BIRMINGHAM, Ala. (WIAT) — The State of Alabama believes it will finalize its protocol for executing death row inmates by nitrogen suffocation “within months.”
In a federal court hearing held Friday afternoon, Richard Anderson, a lawyer representing the state attorney general’s office, said that while the state could not provide a “date certain,” officials believe an execution protocol using nitrogen suffocation will be completed “within months.”
“It may be as late as the end of April or the beginning of May,” Anderson told a panel of the Eleventh Circuit Court of Appeals.
An execution using the method, which involves replacing oxygen needed to breathe with nitrogen gas, has never been carried out in the United States. The use of nitrogen suffocation was approved by the Alabama Legislature in 2018, with those on death row able to “opt into” an execution using the method. Oklahoma and Mississippi are the only other states to allow the practice.
The revelation regarding the timing of nitrogen suffocation executions came in the case of Matthew Reeves, a condemned inmate who says state prison officials have violated his rights under the Americans with Disabilities Act. Reeves has argued in federal court that the Alabama Department of Corrections (ADOC) was required by law, but did not, provide him help to understand the form that could’ve allowed him to choose death by nitrogen suffocation.
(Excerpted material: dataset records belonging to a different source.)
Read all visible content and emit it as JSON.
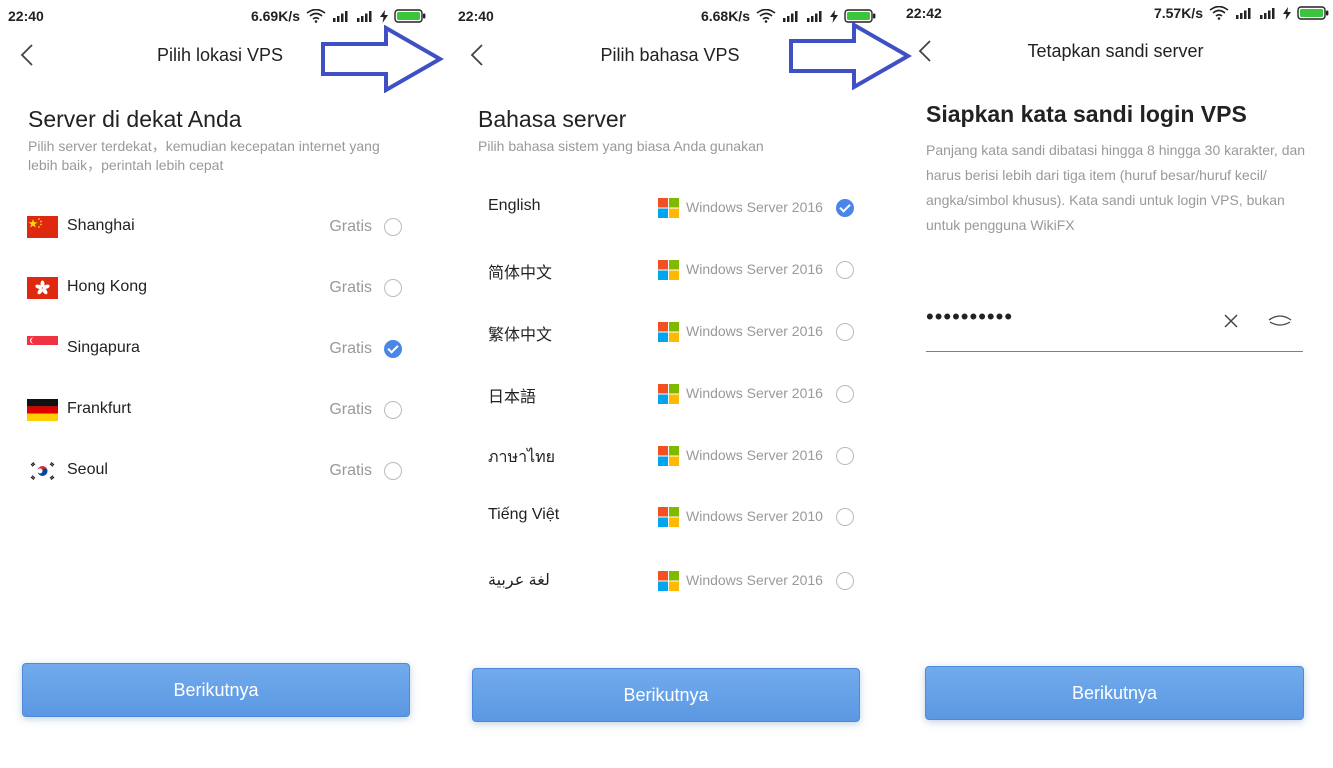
{
  "screens": [
    {
      "status": {
        "time": "22:40",
        "speed": "6.69K/s"
      },
      "title": "Pilih lokasi VPS",
      "heading": "Server di dekat Anda",
      "subtext_line1": "Pilih server terdekat，kemudian kecepatan internet yang",
      "subtext_line2": "lebih baik，perintah lebih cepat",
      "locations": [
        {
          "name": "Shanghai",
          "price": "Gratis",
          "flag": "china-flag-icon",
          "selected": false
        },
        {
          "name": "Hong Kong",
          "price": "Gratis",
          "flag": "hong-kong-flag-icon",
          "selected": false
        },
        {
          "name": "Singapura",
          "price": "Gratis",
          "flag": "singapore-flag-icon",
          "selected": true
        },
        {
          "name": "Frankfurt",
          "price": "Gratis",
          "flag": "germany-flag-icon",
          "selected": false
        },
        {
          "name": "Seoul",
          "price": "Gratis",
          "flag": "korea-flag-icon",
          "selected": false
        }
      ],
      "button": "Berikutnya"
    },
    {
      "status": {
        "time": "22:40",
        "speed": "6.68K/s"
      },
      "title": "Pilih bahasa VPS",
      "heading": "Bahasa server",
      "subtext": "Pilih bahasa sistem yang biasa Anda gunakan",
      "languages": [
        {
          "name": "English",
          "os": "Windows Server 2016",
          "selected": true
        },
        {
          "name": "简体中文",
          "os": "Windows Server 2016",
          "selected": false
        },
        {
          "name": "繁体中文",
          "os": "Windows Server 2016",
          "selected": false
        },
        {
          "name": "日本語",
          "os": "Windows Server 2016",
          "selected": false
        },
        {
          "name": "ภาษาไทย",
          "os": "Windows Server 2016",
          "selected": false
        },
        {
          "name": "Tiếng Việt",
          "os": "Windows Server 2010",
          "selected": false
        },
        {
          "name": "لغة عربية",
          "os": "Windows Server 2016",
          "selected": false
        }
      ],
      "button": "Berikutnya"
    },
    {
      "status": {
        "time": "22:42",
        "speed": "7.57K/s"
      },
      "title": "Tetapkan sandi server",
      "heading": "Siapkan kata sandi login VPS",
      "subtext_lines": [
        "Panjang kata sandi dibatasi hingga 8 hingga 30 karakter, dan",
        "harus berisi lebih dari tiga item (huruf besar/huruf kecil/",
        "angka/simbol khusus). Kata sandi untuk login VPS, bukan",
        "untuk pengguna WikiFX"
      ],
      "password_value": "••••••••••",
      "button": "Berikutnya"
    }
  ],
  "colors": {
    "accent": "#4a86e8",
    "arrow": "#3f4fc4",
    "muted_text": "#999999",
    "battery_fill": "#3cc43c"
  }
}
Earlier this month, a federal judge said Reeves’ argument was “substantially likely” to succeed in court and issued an order blocking his execution, which was scheduled for Jan. 27.
In a 37-page opinion, U.S. District Court Judge R. Austin Huffaker noted that prison officials were “on notice that Reeves had IQ scores in the high 60s or low 70s, sub-average intellectual functioning, and had been found to be functionally illiterate a mere two months before it handed him the election form and expected him to comprehend and utilize it without accommodation.”
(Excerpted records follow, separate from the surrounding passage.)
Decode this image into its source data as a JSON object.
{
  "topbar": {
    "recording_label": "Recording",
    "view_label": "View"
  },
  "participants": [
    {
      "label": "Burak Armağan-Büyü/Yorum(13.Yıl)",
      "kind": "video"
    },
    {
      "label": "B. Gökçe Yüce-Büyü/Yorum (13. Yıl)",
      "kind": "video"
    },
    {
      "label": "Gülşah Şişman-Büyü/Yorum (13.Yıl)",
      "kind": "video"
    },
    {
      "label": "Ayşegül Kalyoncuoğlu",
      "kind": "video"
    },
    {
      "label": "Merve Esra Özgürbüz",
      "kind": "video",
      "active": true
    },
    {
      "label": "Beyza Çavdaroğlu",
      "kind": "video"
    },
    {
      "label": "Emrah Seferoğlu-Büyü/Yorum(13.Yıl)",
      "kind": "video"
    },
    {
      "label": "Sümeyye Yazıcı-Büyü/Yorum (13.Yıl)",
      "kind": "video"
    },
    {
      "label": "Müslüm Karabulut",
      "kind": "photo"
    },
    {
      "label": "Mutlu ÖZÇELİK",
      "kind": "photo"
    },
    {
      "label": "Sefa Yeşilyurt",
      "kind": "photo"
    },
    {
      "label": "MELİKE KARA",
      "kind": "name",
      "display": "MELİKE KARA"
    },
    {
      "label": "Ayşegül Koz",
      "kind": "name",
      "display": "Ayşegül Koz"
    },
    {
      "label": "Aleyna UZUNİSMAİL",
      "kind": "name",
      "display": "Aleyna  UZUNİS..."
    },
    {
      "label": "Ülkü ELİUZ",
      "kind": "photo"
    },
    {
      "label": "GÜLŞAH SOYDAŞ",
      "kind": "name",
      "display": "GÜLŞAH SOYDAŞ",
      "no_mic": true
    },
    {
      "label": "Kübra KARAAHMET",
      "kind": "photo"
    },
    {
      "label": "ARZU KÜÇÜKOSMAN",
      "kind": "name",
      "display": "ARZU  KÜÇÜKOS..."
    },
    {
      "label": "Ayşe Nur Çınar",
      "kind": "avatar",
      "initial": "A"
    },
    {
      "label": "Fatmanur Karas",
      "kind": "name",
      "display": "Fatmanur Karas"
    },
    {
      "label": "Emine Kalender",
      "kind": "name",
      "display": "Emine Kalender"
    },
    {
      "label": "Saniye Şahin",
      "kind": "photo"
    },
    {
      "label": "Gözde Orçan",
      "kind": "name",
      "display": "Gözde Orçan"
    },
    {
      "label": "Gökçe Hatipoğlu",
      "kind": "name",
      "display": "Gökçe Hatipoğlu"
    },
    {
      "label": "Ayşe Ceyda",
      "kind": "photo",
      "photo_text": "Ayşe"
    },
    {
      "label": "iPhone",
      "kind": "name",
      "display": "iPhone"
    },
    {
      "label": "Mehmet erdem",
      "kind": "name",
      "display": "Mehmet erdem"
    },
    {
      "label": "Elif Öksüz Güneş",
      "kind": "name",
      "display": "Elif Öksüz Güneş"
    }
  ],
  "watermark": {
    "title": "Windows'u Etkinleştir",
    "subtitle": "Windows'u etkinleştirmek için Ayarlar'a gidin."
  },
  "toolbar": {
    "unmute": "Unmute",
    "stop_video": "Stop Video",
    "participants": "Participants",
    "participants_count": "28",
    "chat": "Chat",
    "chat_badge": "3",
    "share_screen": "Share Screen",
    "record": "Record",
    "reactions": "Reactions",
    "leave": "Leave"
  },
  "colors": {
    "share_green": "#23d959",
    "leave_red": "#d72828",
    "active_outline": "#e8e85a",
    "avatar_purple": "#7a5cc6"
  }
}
The State of Alabama has appealed that decision, saying the order by Huffaker, a Trump appointee, was “clearly erroneous” and that the court had “abused its discretion” in ruling that death row inmate Matthew Reeves’ disability and need for accommodation under the Americans with Disabilities Act were open and obvious.
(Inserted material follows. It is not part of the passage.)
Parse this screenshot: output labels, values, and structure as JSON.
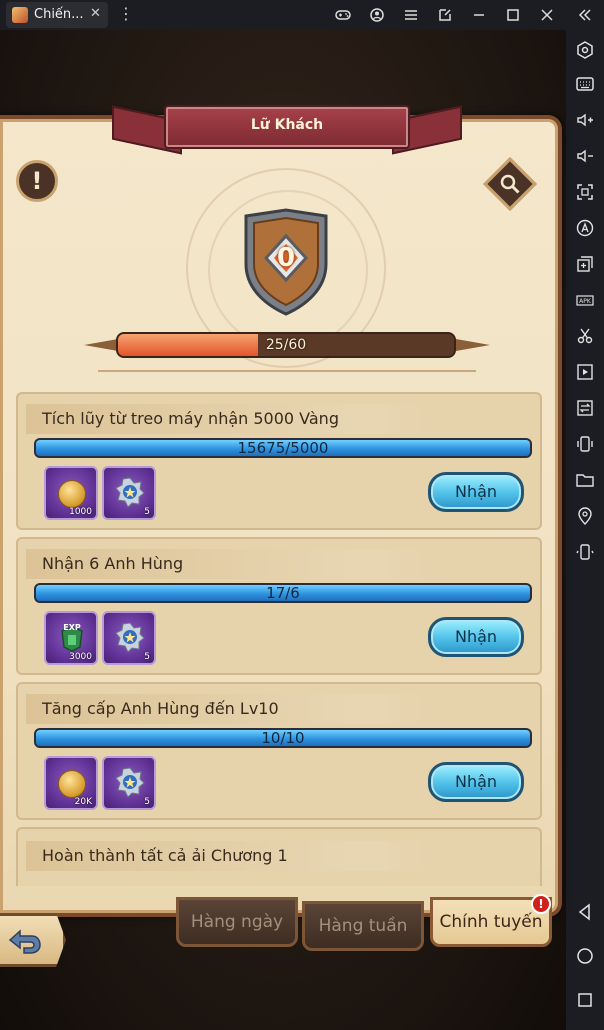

A three-judge panel of the Eleventh Circuit Court of Appeals heard oral arguments on that appeal in Friday’s hearing. A ruling in the appeal will decide the fate of Matthew Reeves, whose scheduled execution on Jan. 27 could move forward if the state’s appeal is granted. Ultimately, the case could reach the U.S. Supreme Court, which in a 6-3 vote rejected Reeves’ claims of ineffective counsel in July 2021.